Consider the situation where we want to store names, phone numbers, and grades for students. We could create three arrays, one to store the names, another for phone numbers, and a third for grades. Then, we just know that the elements in each array at a particular index represent the same student. That approach would totally work, right?

Compare that to a similar approach where we create a class to represent a student, and each student object contains a name, phone number, and grade as attributes. Then, we just have a single array storing student objects. Would that approach be a bit easier for another programmer to understand?

I think that many times we feel that, as programmers, we want to be the most “clever” when we write our code. Unfortunately, the “clever” solution may not be the most understandable, and sometimes it is better to just build our programs the boring, predictable way so that they are easy to understand and update later on.

[slide 6]

Finally, once we’ve selected data structures that will work and are understandable, then we can ask ourselves “is it performant?” Performant is a fancy word that encompasses the idea of speed, efficiency, and minimal memory usage all in a single term. This is the place where we can start looking at the performance characteristics of the data structures we’ve chosen and see which one would perform better.

[slide 7]

Unfortunately, the factors of speed, efficiency, and memory usage can form a “trilemma”, which is a classic type of problem in many different fields. In a trilemma, increasing one attribute can cause a decrease in the other two. A classic quote from the world of business puts it simply: “good, fast, cheap: pick any two”.

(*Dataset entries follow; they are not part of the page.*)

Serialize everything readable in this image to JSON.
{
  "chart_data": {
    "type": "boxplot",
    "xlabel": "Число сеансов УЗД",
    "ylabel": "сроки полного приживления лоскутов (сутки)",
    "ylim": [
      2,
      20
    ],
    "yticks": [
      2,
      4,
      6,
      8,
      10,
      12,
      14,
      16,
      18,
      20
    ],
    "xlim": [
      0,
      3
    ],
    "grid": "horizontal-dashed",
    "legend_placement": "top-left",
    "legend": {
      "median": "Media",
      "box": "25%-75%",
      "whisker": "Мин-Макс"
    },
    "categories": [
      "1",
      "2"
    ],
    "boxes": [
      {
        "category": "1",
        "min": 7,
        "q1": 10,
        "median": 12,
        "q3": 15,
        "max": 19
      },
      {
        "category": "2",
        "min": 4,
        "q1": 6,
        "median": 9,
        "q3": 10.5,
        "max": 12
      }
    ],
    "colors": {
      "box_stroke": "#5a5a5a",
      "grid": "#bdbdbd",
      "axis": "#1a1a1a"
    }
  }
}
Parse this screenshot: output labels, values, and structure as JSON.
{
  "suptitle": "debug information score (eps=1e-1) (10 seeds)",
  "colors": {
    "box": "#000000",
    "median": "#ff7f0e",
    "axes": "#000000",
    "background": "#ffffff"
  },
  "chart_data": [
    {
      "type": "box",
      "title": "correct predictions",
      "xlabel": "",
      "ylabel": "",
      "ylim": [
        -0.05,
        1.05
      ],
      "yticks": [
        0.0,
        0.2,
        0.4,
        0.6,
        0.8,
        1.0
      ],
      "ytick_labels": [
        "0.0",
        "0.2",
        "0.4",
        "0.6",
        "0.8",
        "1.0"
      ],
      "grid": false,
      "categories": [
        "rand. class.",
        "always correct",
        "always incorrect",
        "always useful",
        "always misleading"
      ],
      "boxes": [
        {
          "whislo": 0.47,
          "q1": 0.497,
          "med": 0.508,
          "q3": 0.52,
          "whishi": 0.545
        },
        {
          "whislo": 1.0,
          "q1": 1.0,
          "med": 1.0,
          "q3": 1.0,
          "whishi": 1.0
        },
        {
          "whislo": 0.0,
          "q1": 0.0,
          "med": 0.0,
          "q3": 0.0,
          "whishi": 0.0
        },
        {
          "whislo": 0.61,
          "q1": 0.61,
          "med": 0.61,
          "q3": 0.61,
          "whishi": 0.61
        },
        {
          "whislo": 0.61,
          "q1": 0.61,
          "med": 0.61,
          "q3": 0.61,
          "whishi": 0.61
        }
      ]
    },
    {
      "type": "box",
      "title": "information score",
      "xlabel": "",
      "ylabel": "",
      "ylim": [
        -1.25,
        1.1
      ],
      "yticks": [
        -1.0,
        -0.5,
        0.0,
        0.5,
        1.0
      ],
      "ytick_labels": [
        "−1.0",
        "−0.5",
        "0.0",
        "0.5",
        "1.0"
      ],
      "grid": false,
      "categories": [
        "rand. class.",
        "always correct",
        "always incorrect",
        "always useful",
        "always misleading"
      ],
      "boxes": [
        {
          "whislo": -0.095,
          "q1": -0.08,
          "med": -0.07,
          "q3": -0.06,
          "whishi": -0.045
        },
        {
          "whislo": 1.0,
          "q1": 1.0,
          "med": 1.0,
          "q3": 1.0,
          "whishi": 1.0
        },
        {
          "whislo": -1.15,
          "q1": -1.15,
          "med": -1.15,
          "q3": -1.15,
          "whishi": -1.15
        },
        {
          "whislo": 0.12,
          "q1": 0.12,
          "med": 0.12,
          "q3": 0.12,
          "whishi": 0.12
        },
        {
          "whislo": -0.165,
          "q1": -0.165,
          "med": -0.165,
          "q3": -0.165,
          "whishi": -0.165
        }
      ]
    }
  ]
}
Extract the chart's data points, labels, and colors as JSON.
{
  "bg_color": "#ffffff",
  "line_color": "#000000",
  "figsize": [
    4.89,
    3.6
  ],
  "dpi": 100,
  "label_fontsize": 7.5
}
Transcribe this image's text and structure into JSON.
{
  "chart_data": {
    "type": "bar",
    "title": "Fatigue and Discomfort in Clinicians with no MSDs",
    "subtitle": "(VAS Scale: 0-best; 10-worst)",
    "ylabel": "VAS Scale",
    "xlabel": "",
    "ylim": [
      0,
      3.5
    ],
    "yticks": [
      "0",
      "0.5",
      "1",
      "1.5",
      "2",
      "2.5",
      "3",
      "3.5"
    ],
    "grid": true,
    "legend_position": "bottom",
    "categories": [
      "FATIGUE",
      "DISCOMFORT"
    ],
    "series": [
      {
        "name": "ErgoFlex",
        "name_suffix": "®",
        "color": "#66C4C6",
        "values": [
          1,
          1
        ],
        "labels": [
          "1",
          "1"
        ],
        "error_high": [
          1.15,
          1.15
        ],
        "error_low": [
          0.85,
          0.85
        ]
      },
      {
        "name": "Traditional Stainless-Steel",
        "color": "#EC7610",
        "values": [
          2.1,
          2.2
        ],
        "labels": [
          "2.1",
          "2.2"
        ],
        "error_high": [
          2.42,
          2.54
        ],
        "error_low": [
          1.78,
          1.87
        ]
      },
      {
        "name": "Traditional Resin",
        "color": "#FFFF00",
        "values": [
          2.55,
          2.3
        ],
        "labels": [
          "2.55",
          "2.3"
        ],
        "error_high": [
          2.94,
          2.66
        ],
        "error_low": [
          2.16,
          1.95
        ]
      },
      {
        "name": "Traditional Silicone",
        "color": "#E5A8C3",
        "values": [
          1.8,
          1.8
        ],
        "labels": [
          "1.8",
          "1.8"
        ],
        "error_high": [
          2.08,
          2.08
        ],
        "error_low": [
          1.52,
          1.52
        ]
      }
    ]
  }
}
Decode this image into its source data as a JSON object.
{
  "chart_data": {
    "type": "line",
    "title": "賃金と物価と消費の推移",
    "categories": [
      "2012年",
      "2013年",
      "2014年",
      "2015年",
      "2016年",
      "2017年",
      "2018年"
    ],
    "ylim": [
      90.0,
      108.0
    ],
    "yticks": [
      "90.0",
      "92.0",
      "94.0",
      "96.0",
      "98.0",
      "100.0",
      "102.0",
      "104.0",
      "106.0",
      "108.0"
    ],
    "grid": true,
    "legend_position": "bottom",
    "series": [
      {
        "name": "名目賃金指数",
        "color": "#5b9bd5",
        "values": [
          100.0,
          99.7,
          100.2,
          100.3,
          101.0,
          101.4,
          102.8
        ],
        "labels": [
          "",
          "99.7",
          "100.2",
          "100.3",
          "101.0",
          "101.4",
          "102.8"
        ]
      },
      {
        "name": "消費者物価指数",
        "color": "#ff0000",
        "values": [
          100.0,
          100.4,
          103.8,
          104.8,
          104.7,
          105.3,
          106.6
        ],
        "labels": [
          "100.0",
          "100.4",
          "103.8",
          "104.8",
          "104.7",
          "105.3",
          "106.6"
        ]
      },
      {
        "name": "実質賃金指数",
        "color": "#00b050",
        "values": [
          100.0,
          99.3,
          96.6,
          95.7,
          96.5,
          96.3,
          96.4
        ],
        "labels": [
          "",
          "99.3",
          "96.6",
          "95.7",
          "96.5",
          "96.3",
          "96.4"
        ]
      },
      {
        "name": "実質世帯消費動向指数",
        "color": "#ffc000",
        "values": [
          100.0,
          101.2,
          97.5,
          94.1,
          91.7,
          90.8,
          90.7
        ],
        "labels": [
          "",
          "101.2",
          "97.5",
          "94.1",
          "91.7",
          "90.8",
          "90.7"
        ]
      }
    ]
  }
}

In the case of data structures, we can equate the concept of “cheap” with memory useage or simple code, and “good” with the ability of the structure to perform a variety of useful tasks.

[slide 8]

For example, we could think of a hash table as a good and fast data structure. However, what it gains in speed it loses in understanability, since hash tables are quite a bit more complex than most of the other data structures we learned about in this course.

[slide 9]

Likewise, an array might be an example of a fast and cheap data structure. Using arrays can be super fast, and they are built-in to many different programming languages. However, they may not be very good, since arrays really don’t implement the features we’d need for stacks, queues or other data structures directly. Instead, we’d have to build our own structures around the core array structure.

[slide 10]

Finally, a linked list might be a good example of a good and cheap data structure. It has lots of cool features, but it can be slow when we have to search through the structure for a particular item. We can get much better performance from arrays and hash tables in many cases, but linked lists would still work reasonably well.

[slide 11]

Overall, the choice of which data structure to use for a particular problem is very complex, and there are a variety factors to consider. Thankfully, by asking ourselves some simple questions, we can work through the analysis and hopefully find a data structure that works well for us.